GLM model coefficients and performance metrics for Somalia are shown in Table 5: odds ratios, OR < 1 and linear coefficients > 0 indicate a protective effect, and vice versa. One predictor (livelihood) consistently featured in the most predictive models (displaced and pastoralist livelihoods were generally associated with better anthropometric status than for agriculturalists). Armed conflict intensity, measles occurrence over the previous trimester, terms of trade, NDVI over the previous semester and average market price of water were useful predictors for some but not all anthropometric outcomes. Generally, predictive performance was low: models yielded mostly upward-biased predictions that fell within the observed survey 95%CIs for only 17% to 80% of stratum-months, depending on the outcome; while denominators were very small, only the model for GAM (WFH + oedema) reached a moderate combination of sensitivity and specificity to classify prevalence as per the 15% threshold. Graphs of predictions versus observations support this pattern; Fig. 3 shows results for SAM (WFH + oedema), while remaining graphs are in the Additional file 1.

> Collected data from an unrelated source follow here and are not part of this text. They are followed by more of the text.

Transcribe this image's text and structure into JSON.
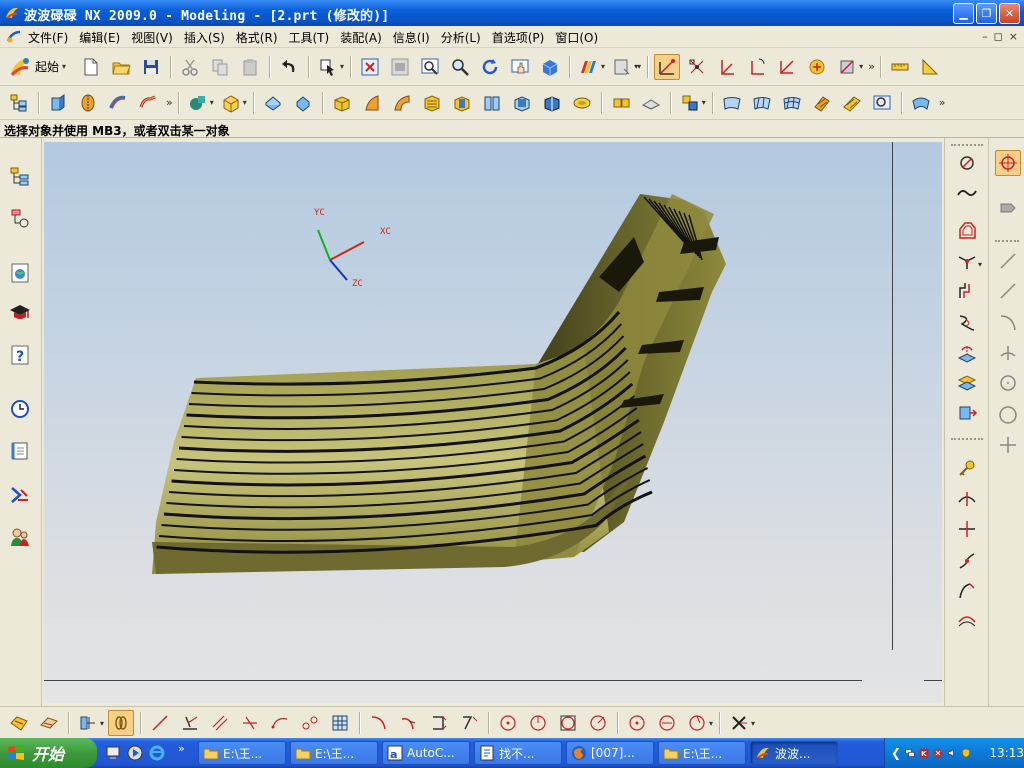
{
  "window": {
    "title": "波波碌碌 NX 2009.0 - Modeling - [2.prt (修改的)]",
    "controls": [
      "minimize",
      "restore",
      "close"
    ]
  },
  "menubar": {
    "items": [
      "文件(F)",
      "编辑(E)",
      "视图(V)",
      "插入(S)",
      "格式(R)",
      "工具(T)",
      "装配(A)",
      "信息(I)",
      "分析(L)",
      "首选项(P)",
      "窗口(O)"
    ],
    "mdi_controls": [
      "–",
      "◻",
      "×"
    ]
  },
  "toolbar": {
    "start_label": "起始",
    "start_dropdown": "▾",
    "overflow": "»"
  },
  "status": {
    "prompt": "选择对象并使用 MB3，或者双击某一对象"
  },
  "viewport": {
    "axis_labels": {
      "x": "XC",
      "y": "YC",
      "z": "ZC"
    },
    "colors": {
      "background_top": "#b3c9e0",
      "background_bottom": "#e4e4e4",
      "model": "#8e8a3c",
      "model_dark": "#3a3818",
      "stripe": "#111111",
      "axis_x": "#cc2a10",
      "axis_y": "#18b018",
      "axis_z": "#1830c8"
    }
  },
  "taskbar": {
    "start_label": "开始",
    "quick_more": "»",
    "tasks": [
      {
        "label": "E:\\王...",
        "icon": "folder-icon"
      },
      {
        "label": "E:\\王...",
        "icon": "folder-icon"
      },
      {
        "label": "AutoC...",
        "icon": "autocad-icon"
      },
      {
        "label": "找不...",
        "icon": "document-icon"
      },
      {
        "label": "[007]...",
        "icon": "firefox-icon"
      },
      {
        "label": "E:\\王...",
        "icon": "folder-icon"
      },
      {
        "label": "波波...",
        "icon": "nx-icon",
        "active": true
      }
    ],
    "clock": "13:13"
  }
}
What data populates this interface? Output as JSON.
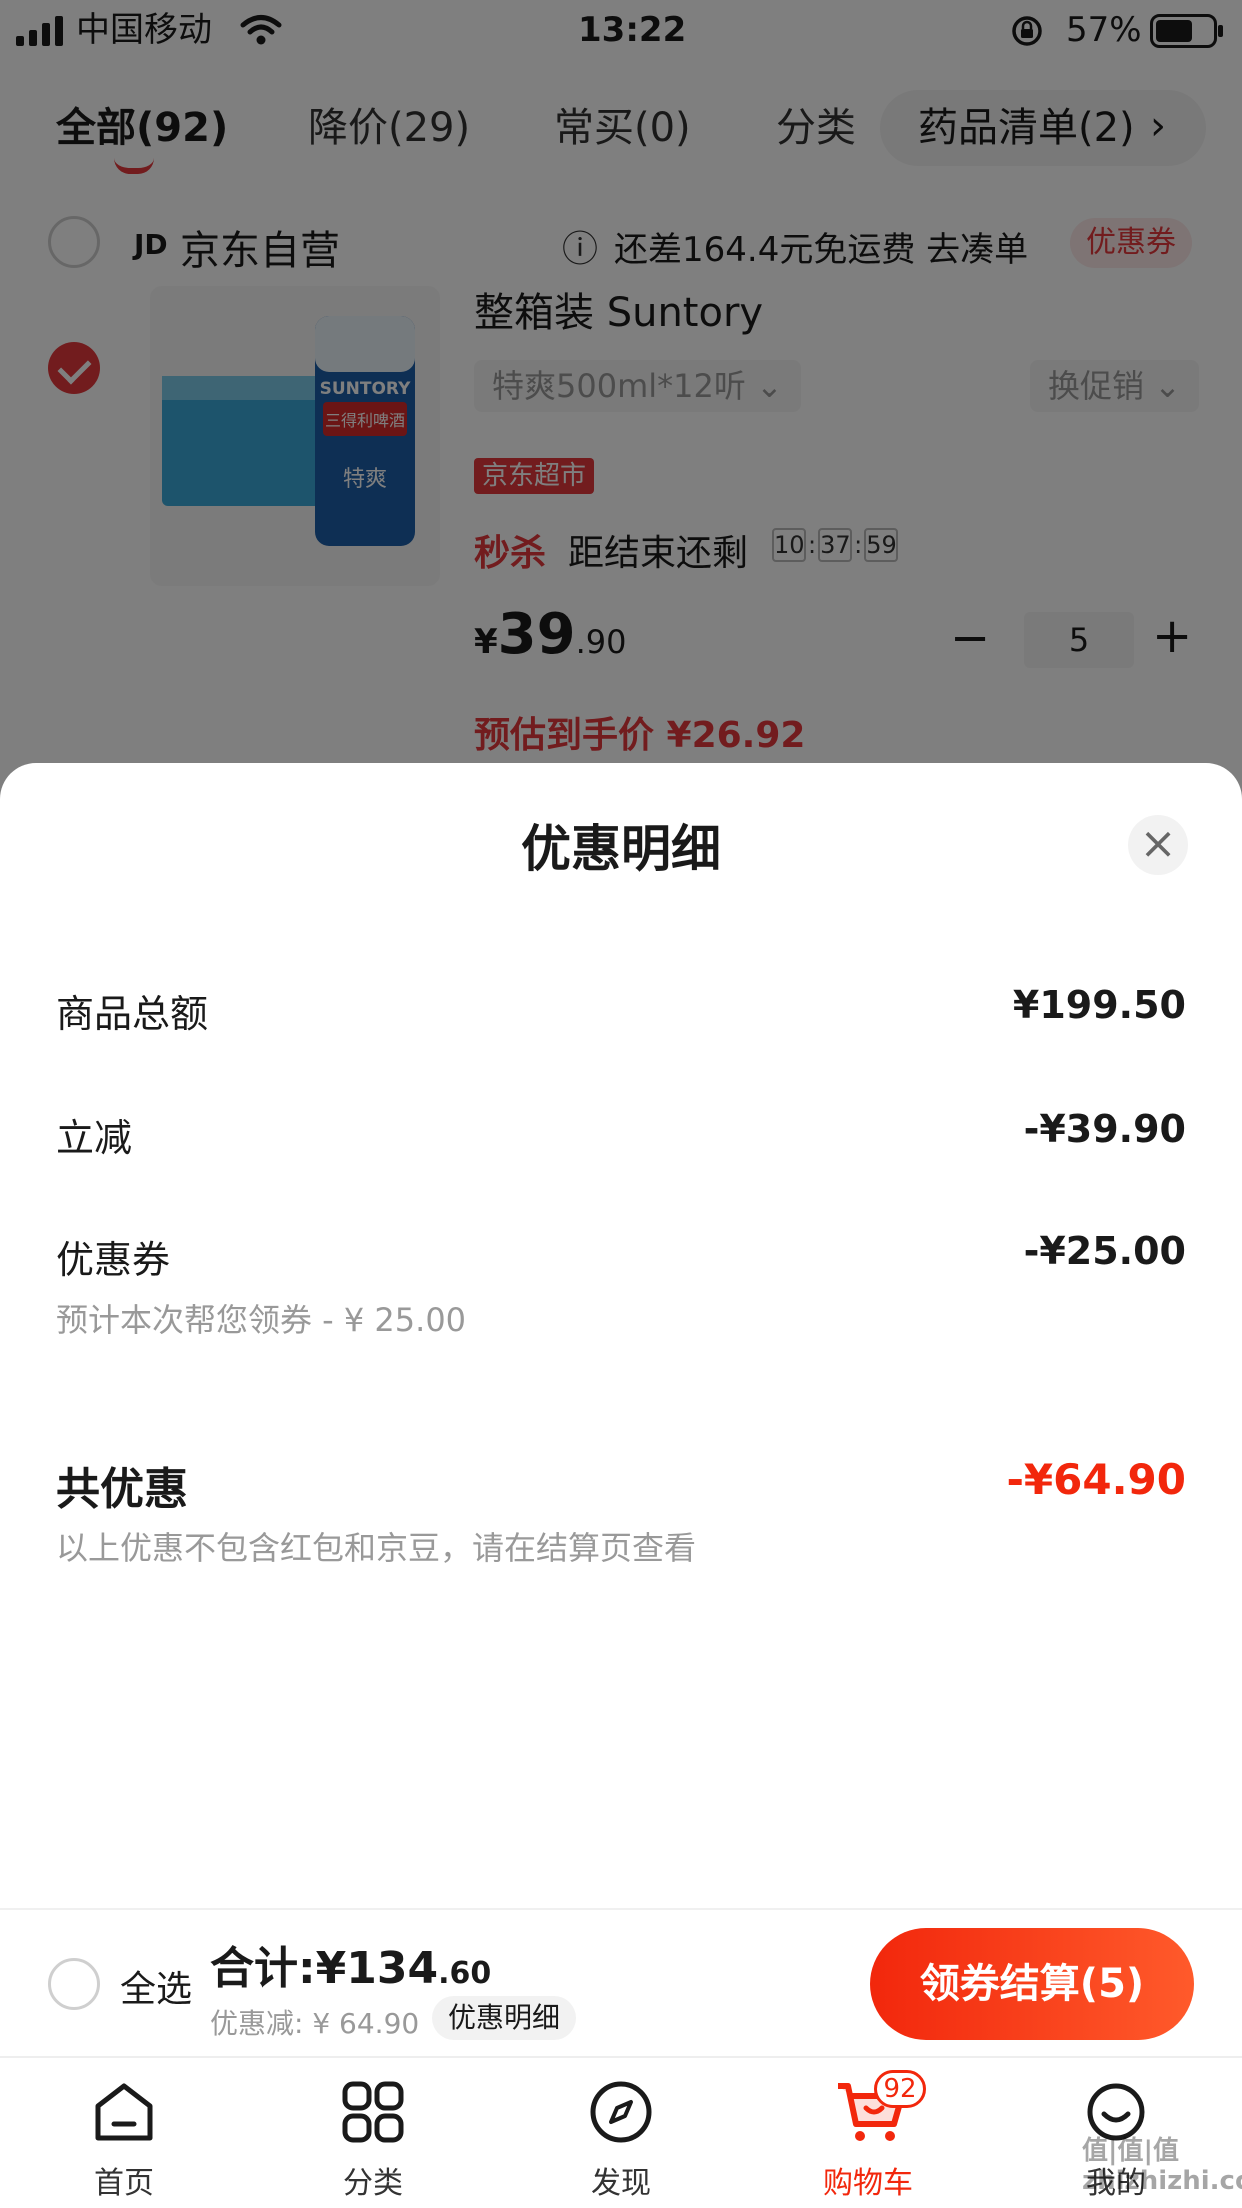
{
  "status_bar": {
    "carrier": "中国移动",
    "time": "13:22",
    "battery": "57%"
  },
  "tabs": {
    "items": [
      {
        "label": "全部(92)"
      },
      {
        "label": "降价(29)"
      },
      {
        "label": "常买(0)"
      },
      {
        "label": "分类"
      }
    ],
    "drug_list": "药品清单(2)",
    "drug_chevron": "›"
  },
  "store": {
    "logo": "JD",
    "name": "京东自营",
    "info_icon": "ⓘ",
    "shipping_text": "还差164.4元免运费 去凑单",
    "coupon_tag": "优惠券"
  },
  "product": {
    "title": "整箱装 Suntory",
    "spec": "特爽500ml*12听 ⌄",
    "promo_switch": "换促销 ⌄",
    "market_tag": "京东超市",
    "flash_label": "秒杀",
    "countdown_label": "距结束还剩",
    "countdown": [
      "10",
      "37",
      "59"
    ],
    "price_symbol": "¥",
    "price_int": "39",
    "price_dec": ".90",
    "quantity": "5",
    "minus": "−",
    "plus": "+",
    "estimate": "预估到手价 ¥26.92",
    "image": {
      "brand": "SUNTORY",
      "cn": "三得利啤酒",
      "variant": "特爽"
    }
  },
  "sheet": {
    "title": "优惠明细",
    "close": "×",
    "rows": [
      {
        "label": "商品总额",
        "value": "¥199.50"
      },
      {
        "label": "立减",
        "value": "-¥39.90"
      },
      {
        "label": "优惠券",
        "value": "-¥25.00",
        "sub": "预计本次帮您领券 - ¥ 25.00"
      }
    ],
    "total": {
      "label": "共优惠",
      "value": "-¥64.90",
      "note": "以上优惠不包含红包和京豆，请在结算页查看"
    }
  },
  "action_bar": {
    "select_all": "全选",
    "total_label": "合计:",
    "total_int": "¥134",
    "total_dec": ".60",
    "discount": "优惠减: ¥ 64.90",
    "details_btn": "优惠明细",
    "checkout": "领券结算(5)"
  },
  "nav": {
    "items": [
      {
        "label": "首页",
        "icon": "home-icon"
      },
      {
        "label": "分类",
        "icon": "grid-icon"
      },
      {
        "label": "发现",
        "icon": "compass-icon"
      },
      {
        "label": "购物车",
        "icon": "cart-icon",
        "badge": "92"
      },
      {
        "label": "我的",
        "icon": "smiley-icon"
      }
    ]
  },
  "watermark": "值|值|值 zhizhizhi.com",
  "colors": {
    "accent": "#e4393c",
    "checkout_start": "#f2270c",
    "checkout_end": "#ff5a2b",
    "overlay": "rgba(0,0,0,0.5)"
  }
}
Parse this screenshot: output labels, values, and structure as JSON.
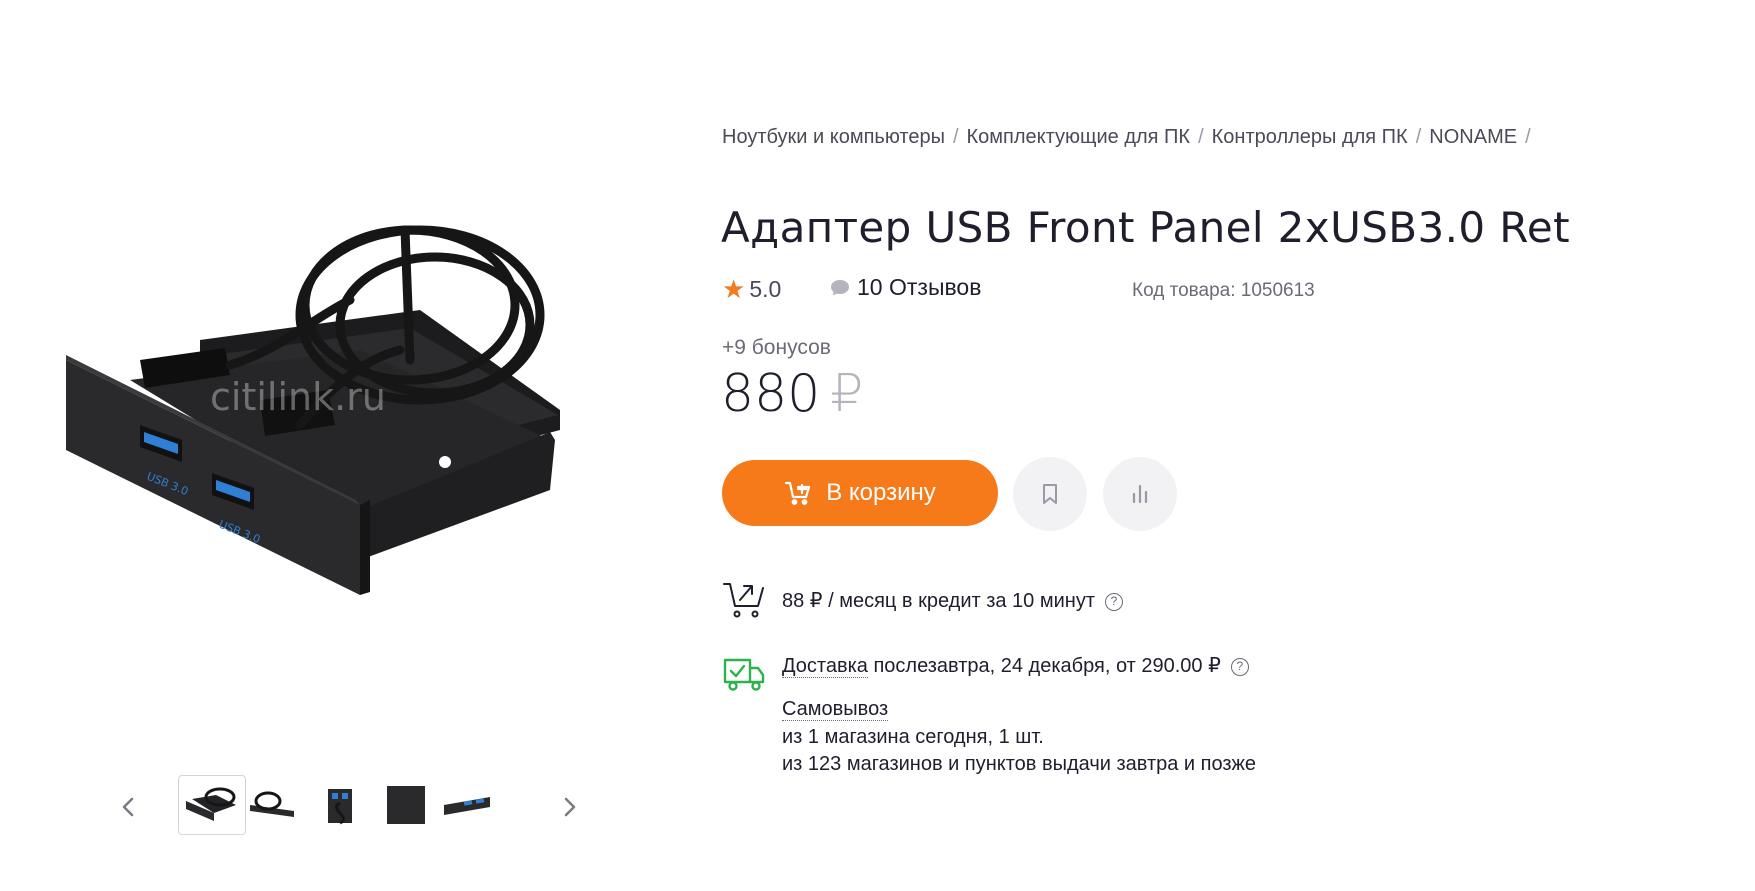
{
  "breadcrumb": {
    "items": [
      "Ноутбуки и компьютеры",
      "Комплектующие для ПК",
      "Контроллеры для ПК",
      "NONAME"
    ],
    "separator": "/"
  },
  "product": {
    "title": "Адаптер USB Front Panel 2xUSB3.0 Ret",
    "rating": "5.0",
    "reviews": "10 Отзывов",
    "code": "Код товара: 1050613",
    "bonus": "+9 бонусов",
    "price": "880",
    "currency": "₽"
  },
  "gallery": {
    "watermark": "citilink.ru",
    "port_label": "USB 3.0",
    "thumbnails": 5,
    "active_thumbnail": 1
  },
  "actions": {
    "cart_label": "В корзину",
    "accent_color": "#f6791a"
  },
  "credit": {
    "text": "88 ₽ / месяц в кредит за 10 минут"
  },
  "delivery": {
    "label": "Доставка",
    "text": " послезавтра, 24 декабря, от 290.00 ₽",
    "pickup_title": "Самовывоз",
    "pickup_line1": "из 1 магазина сегодня, 1 шт.",
    "pickup_line2": "из 123 магазинов и пунктов выдачи завтра и позже",
    "icon_color": "#2db34a"
  },
  "icons": [
    "star-icon",
    "comment-icon",
    "cart-add-icon",
    "bookmark-icon",
    "compare-icon",
    "credit-cart-icon",
    "help-icon",
    "delivery-truck-icon",
    "chevron-left-icon",
    "chevron-right-icon"
  ]
}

Table 5 Performance of predictive generalised linear models in Somalia for real-time estimation, by acute malnutrition outcome
Fig. 3
figure 3

GLM-predicted versus observed SAM (WFH + oedema) prevalence, Somalia, by district-month, on training data, LOOCV and holdout data. Shaded channels indicate an absolute deviance of predictions of up to ±1% (darkest shade), ±2% and ±3% (lightest shade). Vertical dotted lines denote commonly used SAM prevalence thresholds

RF models had similar performance to the GLM approach. For GAM (WFH + oedema: binary outcome), relative bias, relative precision and 95%CI coverage were +10.1% and + 31.6%, ± 23.0% and ± 17.7%, and 59.6% and 56.7% on LOOCV and holdout data, respectively, with a sensitivity and specificity on LOOCV of 72.0% and 59.1% for the 15% prevalence threshold. The most important variables for prediction were measles incidence, NDVI, terms of trade and water price (Additional file 1). For WFH (continuous outcome), relative bias, relative precision and 95%CI coverage were + 7.1% and + 29.5%, ± 19.1% and ± 13.1%, and 57.4% and 30.0% on LOOCV and holdout data, respectively (Additional file 1).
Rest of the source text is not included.